Nichtepileptische paroxysmale Bewegungsstörungen sind durch unterschiedliche Formen von extrapyramidalen Hyperkinesen (Dystonie, Chorea, Athetose, Ballismus) in variabler Kombination bzw. durch Kleinhirnsymptome gekennzeichnet. Es lassen sich die folgenden Hauptgruppen unterscheiden: 1. Paroxysmale Dystonien und Choreoathetosen (Paroxysmale dystone Choreoathetose (PDC), Paroxysmale kinesiogene Choreoathetose, Intermediärform), 2. Paroxysmale Ataxien (PA) (PA mit Myokymie/Neuromyotonie, Azetazolamid-responsive PA).

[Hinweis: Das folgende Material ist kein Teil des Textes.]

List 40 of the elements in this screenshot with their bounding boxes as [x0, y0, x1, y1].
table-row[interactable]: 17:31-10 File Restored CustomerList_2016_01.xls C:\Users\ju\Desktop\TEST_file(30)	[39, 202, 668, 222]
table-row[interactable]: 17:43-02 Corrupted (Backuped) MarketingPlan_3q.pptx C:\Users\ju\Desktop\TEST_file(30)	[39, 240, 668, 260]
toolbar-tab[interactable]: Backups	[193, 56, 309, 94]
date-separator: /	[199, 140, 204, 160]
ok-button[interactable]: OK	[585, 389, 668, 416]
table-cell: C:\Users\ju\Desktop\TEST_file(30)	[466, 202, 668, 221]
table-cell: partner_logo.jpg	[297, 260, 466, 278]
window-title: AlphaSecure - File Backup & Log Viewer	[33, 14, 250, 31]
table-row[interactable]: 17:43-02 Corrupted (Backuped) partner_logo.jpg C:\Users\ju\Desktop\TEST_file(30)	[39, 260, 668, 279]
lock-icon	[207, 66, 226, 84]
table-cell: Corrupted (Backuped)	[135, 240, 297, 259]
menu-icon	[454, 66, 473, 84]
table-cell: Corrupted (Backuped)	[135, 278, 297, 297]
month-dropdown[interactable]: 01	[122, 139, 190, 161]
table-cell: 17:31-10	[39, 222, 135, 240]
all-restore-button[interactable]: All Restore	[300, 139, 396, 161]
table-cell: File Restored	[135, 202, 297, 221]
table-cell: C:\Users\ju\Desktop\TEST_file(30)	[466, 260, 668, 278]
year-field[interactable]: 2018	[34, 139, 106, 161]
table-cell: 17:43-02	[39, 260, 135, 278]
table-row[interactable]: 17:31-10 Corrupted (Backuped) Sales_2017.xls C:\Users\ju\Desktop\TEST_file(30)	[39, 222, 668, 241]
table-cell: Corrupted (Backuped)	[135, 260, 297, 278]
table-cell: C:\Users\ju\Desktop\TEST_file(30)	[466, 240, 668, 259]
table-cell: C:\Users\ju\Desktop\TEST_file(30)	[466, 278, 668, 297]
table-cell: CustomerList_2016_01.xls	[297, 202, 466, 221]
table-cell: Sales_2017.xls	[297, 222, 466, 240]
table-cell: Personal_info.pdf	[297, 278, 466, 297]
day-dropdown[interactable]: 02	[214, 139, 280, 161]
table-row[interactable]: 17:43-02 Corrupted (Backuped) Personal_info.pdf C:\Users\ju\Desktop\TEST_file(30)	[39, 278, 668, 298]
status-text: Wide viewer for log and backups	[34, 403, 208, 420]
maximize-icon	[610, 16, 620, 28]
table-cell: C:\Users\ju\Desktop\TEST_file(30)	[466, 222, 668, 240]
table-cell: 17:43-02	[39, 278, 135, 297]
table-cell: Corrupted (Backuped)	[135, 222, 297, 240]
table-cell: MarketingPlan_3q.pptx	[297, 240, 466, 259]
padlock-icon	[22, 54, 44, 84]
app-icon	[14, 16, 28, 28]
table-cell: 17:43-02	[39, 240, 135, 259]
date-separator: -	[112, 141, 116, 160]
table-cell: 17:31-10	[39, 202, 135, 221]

Die nächtliche paroxysmale Dystonie wird jetzt als eine Form der nächtlichen Frontallappen-Epilepsie angesehen. Molekulargenetische Forschung hat in jüngster Zeit zum ätiologischen Verständnis der paroxysmalen Dyskinesien einen entscheidenden Beitrag geleistet: In verschiedenen Familien gelang eine Kopplung für PDC (Chromosom 2q) und PA (Chromosomen 12p, 19p). Die PA konnten als Kanal-Erkrankungen identifiziert werden, denen Mutationen im Kalium- (PA mit Myokymie/Neuromyotonie) bzw. im Kalzium-Kanal (Azetazolamid-responsive PA) zugrundeliegen.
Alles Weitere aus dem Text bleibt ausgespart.